Sunnah Yang Dilupakan
o Bagi orang yang hendak berkurban, tidak diperkenankan baginya untuk mengambil (mencukur) segala rambut/bulu, kuku dan kulit yang terdapat pada tubuhnya (orang yang berkurban tersebut, pen) setelah memasuki tanggal 1 Dzulhijjah sampai disembelih binatang kurbannya, sebagaimana hadits Ummu Salamah yang diriwayatkan oleh Muslim. Namun bila sebagian rambut/bulu, kulit dan kuku cukup mengganggu, maka boleh untuk mengambilnya sebagaimana keterangan Asy Syaikh Ibnu ‘Utsaimin dalam Asy Syarhul Mumti’ 7/ 532.

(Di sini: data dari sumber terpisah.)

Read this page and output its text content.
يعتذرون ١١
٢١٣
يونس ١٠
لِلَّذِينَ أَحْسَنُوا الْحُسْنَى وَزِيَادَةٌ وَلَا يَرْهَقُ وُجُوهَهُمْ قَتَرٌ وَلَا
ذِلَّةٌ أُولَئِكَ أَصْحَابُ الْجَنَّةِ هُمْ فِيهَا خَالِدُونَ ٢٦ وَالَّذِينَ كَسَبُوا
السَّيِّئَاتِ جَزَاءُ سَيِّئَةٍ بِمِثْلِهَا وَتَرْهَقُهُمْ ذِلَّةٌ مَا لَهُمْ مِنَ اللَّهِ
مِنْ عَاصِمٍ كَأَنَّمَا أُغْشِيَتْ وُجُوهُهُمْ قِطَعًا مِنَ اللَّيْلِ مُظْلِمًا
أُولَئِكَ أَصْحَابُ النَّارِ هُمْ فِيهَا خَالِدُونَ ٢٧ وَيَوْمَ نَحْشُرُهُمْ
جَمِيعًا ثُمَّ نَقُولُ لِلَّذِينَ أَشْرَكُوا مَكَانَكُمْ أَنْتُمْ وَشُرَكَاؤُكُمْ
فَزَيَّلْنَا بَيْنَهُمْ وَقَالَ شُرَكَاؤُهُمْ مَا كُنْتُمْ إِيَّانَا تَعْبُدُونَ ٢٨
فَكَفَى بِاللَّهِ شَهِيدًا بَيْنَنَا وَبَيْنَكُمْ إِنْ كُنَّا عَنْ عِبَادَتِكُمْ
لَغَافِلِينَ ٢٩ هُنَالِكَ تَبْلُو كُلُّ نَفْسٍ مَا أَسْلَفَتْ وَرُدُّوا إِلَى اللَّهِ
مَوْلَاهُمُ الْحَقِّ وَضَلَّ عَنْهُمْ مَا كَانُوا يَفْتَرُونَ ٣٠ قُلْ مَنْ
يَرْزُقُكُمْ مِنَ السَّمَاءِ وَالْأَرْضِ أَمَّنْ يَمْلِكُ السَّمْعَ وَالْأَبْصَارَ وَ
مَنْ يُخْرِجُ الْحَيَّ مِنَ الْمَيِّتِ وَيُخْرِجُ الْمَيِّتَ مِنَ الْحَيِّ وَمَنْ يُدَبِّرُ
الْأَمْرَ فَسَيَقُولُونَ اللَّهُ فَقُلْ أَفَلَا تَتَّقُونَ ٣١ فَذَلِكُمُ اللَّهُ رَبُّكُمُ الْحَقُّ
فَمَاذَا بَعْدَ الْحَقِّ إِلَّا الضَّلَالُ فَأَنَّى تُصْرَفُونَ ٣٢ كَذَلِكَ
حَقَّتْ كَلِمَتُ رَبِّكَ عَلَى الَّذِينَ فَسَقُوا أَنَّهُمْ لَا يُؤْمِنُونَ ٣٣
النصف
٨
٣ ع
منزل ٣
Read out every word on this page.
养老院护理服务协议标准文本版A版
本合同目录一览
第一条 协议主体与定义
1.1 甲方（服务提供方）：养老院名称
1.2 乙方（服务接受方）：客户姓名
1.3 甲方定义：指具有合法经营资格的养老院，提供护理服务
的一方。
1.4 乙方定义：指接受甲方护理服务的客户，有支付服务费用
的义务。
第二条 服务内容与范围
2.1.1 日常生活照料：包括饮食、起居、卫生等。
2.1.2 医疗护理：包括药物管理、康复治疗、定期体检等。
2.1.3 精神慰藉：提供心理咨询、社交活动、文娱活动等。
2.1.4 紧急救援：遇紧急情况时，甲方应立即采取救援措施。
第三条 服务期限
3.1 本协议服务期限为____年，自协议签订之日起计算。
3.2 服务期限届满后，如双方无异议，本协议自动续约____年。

o Diantara sunnah yang dilupakan bahkan diasingkan mayoritas kaum muslimin adalah pelaksanaan kurban di tanah lapang setelah shalat ied oleh imam (penguasa) kaum muslimin. Wallahul musta’an. Padahal Rasulullah menunaikan amalan agung ini. Abdullah bin Umar Radhiallahu’anhu berkata: “Dahulu Rasulullah menyembelih binatang kurban di Mushalla (tanah lapang untuk shalat ied, pen).” (H.R. Bukhari). Dan tidaklah Rasulullah melakukan sesuatu kecuali pasti mengandung manfaat yang besar.
Tata Cara Penyembelihan
a. Menajamkan Pisau Dan Memperlakukan Binatang Kurban Dengan Baik
Rasulullah bersabda (artinya): “Sesungguhnya Allah mewajibkan perbuatan baik terhadap segala sesuatu. Apabila kalian membunuh maka bunuhlah dengan cara yang baik. Dan jika kalian menyembelih maka sembelihlah dengan cara yang baik pula. Hendaklah salah seorang diantara kalian menajamkan pisaunya dan menyenangkan (tidak menyiksa) sesembelihannya.” (H.R. Muslim)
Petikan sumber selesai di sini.